The thing is, when I finally found out why Ian ditched her, I didn’t feel it was an excuse. Because he just up and left her hanging without an explanation and without some kind of notice until something like a half hour later. Of course the people that did know what he was doing didn’t divulge the information but it’s not like Justina gave them a chance. Funny that she was just as judgmental of Miss Jimmy Choo Shoes (Allyson?) as she claimed Allyson was of her. Except Justina was unhinged about it. Still, Ian was a dick for doing what he did without letting her know where he was going. I personally wouldn’t have forgiven him very easily, irrespective of my night turning out like Justina’s or not.
The ending was sugary sweet and quite frankly I’m not sure the parties involved deserved it (see above re: dick and irrational headcase). It was a nice ending to a crazy night (honestly, as if one couldn’t see that coming a million miles away, since that’s how all crazy teen movies end) but it didn’t fit the supposed reality of the situation. Someone should have been slapped and someone else should have been chastised for treating people like shit and using them for their own selfish means. But that’s just my opinion.

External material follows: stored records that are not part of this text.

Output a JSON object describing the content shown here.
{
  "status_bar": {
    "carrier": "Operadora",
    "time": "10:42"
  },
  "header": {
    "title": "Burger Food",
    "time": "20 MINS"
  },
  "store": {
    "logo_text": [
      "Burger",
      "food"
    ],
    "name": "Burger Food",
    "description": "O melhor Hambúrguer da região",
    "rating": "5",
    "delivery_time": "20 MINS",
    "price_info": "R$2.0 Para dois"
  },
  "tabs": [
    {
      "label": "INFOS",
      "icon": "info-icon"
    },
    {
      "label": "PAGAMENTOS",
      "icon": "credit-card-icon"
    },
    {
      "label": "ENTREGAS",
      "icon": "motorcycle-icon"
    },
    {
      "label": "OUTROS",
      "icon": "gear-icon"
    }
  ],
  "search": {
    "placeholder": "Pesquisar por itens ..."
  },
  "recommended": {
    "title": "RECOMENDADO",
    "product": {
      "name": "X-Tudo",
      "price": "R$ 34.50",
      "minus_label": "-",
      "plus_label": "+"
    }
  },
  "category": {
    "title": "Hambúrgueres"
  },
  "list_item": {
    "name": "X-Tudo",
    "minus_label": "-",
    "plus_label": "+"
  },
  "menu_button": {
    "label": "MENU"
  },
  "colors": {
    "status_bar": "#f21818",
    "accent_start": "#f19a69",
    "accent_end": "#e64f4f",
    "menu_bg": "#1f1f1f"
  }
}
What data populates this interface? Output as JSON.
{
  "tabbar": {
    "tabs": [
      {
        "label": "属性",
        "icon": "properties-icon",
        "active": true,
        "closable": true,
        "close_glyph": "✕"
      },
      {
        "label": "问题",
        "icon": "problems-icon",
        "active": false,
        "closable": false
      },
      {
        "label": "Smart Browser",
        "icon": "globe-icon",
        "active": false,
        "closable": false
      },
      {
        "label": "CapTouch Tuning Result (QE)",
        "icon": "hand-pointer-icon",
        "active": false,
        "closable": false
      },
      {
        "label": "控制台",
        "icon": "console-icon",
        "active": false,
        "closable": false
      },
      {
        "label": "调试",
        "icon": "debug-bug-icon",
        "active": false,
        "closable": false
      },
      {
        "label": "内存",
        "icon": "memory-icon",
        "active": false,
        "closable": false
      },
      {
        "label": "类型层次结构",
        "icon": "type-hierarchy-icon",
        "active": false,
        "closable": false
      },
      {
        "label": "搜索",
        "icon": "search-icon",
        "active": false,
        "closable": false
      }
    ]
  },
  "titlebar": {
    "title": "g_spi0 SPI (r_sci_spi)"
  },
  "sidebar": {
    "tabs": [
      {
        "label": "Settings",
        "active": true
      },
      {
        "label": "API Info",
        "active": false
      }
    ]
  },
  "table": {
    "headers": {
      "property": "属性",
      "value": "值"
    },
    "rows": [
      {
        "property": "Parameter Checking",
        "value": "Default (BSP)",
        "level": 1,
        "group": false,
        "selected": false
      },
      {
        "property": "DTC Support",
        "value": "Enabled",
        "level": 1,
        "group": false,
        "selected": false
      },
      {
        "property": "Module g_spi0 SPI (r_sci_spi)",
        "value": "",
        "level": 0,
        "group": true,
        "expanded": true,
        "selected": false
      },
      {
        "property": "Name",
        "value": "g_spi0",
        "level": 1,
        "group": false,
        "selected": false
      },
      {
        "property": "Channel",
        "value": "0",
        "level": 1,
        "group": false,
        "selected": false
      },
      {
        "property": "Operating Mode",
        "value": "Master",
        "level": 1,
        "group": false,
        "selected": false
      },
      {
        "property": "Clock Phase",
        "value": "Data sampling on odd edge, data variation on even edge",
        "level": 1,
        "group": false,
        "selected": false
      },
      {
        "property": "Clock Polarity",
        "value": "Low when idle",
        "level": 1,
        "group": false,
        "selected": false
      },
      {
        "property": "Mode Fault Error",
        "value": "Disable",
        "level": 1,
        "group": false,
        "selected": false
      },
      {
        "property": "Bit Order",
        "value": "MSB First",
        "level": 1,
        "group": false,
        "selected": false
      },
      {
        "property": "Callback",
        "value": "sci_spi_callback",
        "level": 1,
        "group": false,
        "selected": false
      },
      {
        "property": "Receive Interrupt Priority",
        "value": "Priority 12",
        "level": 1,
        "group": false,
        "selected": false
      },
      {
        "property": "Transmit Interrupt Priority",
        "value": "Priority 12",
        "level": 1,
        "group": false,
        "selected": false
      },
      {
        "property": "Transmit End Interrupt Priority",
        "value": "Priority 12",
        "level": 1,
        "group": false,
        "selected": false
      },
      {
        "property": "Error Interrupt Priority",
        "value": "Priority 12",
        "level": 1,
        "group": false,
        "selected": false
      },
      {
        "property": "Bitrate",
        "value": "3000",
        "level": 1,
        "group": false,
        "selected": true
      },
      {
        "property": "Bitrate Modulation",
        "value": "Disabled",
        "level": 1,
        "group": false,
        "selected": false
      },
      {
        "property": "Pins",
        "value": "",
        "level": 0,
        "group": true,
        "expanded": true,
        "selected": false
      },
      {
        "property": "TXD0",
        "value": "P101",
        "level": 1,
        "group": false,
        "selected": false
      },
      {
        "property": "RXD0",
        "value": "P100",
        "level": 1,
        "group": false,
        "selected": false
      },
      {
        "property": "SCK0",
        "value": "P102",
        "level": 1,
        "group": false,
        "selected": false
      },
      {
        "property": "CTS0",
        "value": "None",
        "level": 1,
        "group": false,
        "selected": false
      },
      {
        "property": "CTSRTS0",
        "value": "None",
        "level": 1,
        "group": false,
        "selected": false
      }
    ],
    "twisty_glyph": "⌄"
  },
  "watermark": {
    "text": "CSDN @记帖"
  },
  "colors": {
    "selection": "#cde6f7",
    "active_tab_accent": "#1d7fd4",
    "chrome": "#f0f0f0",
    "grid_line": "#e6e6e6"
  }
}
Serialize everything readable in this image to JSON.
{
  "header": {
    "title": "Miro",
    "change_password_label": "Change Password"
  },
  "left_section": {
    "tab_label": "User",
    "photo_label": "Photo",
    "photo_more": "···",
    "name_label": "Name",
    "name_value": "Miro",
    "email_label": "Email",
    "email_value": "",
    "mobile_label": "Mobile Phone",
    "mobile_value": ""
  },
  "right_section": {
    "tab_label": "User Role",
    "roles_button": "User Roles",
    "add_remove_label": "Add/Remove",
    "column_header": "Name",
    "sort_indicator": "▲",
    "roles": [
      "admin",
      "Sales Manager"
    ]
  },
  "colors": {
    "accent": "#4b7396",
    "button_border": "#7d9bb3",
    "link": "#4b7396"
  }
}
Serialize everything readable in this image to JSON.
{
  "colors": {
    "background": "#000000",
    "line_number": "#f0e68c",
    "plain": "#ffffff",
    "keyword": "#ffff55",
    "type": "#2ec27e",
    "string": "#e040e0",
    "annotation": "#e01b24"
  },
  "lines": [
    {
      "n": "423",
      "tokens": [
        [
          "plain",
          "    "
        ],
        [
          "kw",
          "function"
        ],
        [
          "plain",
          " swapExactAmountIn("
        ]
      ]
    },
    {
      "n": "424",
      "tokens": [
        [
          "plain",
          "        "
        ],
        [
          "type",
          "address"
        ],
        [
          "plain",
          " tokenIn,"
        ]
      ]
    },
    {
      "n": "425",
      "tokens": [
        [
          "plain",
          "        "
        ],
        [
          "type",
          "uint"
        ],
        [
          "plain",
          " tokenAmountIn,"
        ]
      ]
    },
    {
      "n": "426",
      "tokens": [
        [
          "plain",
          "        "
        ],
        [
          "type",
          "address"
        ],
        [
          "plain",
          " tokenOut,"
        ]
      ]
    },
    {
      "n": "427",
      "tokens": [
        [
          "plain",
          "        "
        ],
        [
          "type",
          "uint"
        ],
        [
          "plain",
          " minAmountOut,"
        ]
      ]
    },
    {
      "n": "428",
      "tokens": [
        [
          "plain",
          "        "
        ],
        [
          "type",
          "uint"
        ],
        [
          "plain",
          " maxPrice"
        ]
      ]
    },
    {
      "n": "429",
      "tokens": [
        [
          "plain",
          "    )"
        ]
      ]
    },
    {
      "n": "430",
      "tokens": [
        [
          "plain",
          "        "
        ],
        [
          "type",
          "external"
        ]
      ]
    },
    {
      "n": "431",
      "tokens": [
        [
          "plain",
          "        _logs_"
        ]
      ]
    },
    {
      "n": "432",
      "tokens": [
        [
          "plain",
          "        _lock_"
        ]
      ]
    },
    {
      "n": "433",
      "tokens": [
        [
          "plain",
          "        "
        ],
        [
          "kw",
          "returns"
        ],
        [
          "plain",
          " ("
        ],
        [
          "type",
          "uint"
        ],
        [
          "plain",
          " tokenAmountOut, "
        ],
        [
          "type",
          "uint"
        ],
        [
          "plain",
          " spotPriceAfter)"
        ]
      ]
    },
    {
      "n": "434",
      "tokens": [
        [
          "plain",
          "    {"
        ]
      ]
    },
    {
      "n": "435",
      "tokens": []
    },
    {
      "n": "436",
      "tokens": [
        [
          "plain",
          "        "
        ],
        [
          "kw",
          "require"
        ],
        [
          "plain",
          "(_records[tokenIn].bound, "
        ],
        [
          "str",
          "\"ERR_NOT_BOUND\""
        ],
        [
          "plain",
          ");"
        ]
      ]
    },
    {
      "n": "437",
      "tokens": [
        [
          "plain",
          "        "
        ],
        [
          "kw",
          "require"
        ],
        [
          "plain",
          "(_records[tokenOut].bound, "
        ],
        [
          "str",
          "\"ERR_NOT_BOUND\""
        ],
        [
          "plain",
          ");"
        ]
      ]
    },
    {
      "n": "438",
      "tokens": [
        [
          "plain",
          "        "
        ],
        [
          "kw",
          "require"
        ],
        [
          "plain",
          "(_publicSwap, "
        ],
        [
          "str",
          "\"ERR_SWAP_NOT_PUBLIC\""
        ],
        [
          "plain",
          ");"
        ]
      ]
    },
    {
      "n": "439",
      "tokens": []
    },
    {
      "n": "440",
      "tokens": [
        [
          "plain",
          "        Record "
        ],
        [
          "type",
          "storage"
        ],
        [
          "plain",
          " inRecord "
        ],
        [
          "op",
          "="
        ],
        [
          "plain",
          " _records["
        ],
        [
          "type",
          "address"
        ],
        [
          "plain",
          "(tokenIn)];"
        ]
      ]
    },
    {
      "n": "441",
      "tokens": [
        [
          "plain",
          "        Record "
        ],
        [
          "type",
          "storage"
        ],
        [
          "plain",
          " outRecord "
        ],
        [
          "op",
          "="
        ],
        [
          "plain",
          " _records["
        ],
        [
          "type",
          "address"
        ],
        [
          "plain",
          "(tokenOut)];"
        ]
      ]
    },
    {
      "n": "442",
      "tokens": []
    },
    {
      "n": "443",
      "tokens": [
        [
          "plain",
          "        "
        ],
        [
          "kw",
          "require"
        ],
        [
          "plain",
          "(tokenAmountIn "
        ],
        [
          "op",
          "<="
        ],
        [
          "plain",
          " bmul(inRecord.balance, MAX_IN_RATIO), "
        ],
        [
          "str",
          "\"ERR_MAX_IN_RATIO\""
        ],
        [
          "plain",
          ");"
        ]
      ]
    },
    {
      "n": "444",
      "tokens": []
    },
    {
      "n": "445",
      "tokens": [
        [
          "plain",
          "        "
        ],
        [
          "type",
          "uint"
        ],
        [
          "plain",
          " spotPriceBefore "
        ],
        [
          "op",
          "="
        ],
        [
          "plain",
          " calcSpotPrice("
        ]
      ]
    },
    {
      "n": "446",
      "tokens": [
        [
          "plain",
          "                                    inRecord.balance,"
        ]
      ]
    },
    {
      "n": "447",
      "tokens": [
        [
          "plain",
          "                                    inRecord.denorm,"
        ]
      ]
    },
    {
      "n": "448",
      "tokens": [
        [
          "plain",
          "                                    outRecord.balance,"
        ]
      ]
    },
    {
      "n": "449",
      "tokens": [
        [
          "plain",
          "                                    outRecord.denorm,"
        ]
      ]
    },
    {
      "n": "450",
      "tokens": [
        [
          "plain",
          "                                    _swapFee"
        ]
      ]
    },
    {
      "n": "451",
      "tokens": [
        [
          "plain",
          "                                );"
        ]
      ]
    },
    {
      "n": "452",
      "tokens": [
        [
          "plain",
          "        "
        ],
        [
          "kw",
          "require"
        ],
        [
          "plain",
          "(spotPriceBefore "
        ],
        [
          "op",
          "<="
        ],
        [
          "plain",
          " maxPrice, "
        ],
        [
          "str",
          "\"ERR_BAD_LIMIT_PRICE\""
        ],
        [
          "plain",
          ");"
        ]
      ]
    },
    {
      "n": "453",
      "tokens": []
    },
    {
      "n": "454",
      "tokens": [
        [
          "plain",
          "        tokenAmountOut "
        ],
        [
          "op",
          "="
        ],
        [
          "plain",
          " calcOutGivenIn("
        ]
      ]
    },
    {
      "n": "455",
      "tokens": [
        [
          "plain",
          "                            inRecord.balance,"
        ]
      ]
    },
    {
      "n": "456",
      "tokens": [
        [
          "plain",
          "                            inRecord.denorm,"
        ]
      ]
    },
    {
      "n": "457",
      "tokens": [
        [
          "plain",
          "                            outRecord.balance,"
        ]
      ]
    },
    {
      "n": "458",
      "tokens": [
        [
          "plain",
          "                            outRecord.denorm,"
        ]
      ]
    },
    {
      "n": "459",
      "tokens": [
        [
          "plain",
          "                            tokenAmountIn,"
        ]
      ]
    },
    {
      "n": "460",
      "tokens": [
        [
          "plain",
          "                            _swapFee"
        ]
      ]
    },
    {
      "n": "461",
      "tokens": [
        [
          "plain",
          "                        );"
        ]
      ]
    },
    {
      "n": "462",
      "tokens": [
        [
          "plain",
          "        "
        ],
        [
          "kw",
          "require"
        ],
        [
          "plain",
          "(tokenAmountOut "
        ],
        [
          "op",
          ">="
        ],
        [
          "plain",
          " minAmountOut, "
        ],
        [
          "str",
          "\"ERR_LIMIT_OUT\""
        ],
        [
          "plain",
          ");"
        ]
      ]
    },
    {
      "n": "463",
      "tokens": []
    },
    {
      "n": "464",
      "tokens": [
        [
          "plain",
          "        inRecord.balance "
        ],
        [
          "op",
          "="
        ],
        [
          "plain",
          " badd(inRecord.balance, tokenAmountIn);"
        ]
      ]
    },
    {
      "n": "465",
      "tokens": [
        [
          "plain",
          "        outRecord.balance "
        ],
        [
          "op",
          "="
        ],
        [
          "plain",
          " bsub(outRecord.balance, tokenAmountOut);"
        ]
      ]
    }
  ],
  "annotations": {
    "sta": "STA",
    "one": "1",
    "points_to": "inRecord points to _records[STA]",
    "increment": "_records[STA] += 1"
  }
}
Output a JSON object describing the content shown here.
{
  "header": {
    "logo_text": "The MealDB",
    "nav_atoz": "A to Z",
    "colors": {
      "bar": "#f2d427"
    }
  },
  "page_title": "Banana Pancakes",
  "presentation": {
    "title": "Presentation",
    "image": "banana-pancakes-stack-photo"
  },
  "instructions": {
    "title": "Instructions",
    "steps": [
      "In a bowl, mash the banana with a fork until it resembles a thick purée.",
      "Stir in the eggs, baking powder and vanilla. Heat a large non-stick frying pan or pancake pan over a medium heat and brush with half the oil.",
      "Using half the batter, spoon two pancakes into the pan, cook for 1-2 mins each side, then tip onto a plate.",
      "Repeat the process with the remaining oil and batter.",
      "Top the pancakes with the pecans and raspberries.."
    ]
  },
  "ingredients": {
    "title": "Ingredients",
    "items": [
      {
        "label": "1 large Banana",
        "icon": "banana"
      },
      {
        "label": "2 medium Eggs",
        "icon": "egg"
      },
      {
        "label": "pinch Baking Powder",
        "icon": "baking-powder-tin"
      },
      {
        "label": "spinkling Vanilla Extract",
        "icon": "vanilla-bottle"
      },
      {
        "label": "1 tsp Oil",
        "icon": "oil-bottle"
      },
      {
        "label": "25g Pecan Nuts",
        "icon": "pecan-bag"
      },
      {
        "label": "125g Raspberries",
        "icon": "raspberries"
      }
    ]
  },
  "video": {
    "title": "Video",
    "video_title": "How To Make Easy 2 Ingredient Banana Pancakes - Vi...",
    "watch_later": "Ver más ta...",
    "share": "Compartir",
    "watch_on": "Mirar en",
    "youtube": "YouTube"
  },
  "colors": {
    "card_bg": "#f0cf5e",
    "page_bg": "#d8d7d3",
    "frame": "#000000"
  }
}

At the end of the day the story was nominally entertaining in a brainless current teen movie sort of way (because the 80s teen movies are INFINITELY better than this) but I didn’t see Justina as too likable of a character so I couldn’t empathize with her plight and the lack of, whether it’s trust in the reader or in the story itself, on the author’s part and thus the execution of the story itself made me want to inflict pain on small woodland creatures. But I can definitely see how some people would get a kick out of this, simply because it’s so zany and out there. But it was a little too much for me and the way the story was told was a killer. Plus I don’t like sitcoms.
Ban Factor: High – Just the drinking, drugs and sexual references alone would have the banners fanning themselves in anger.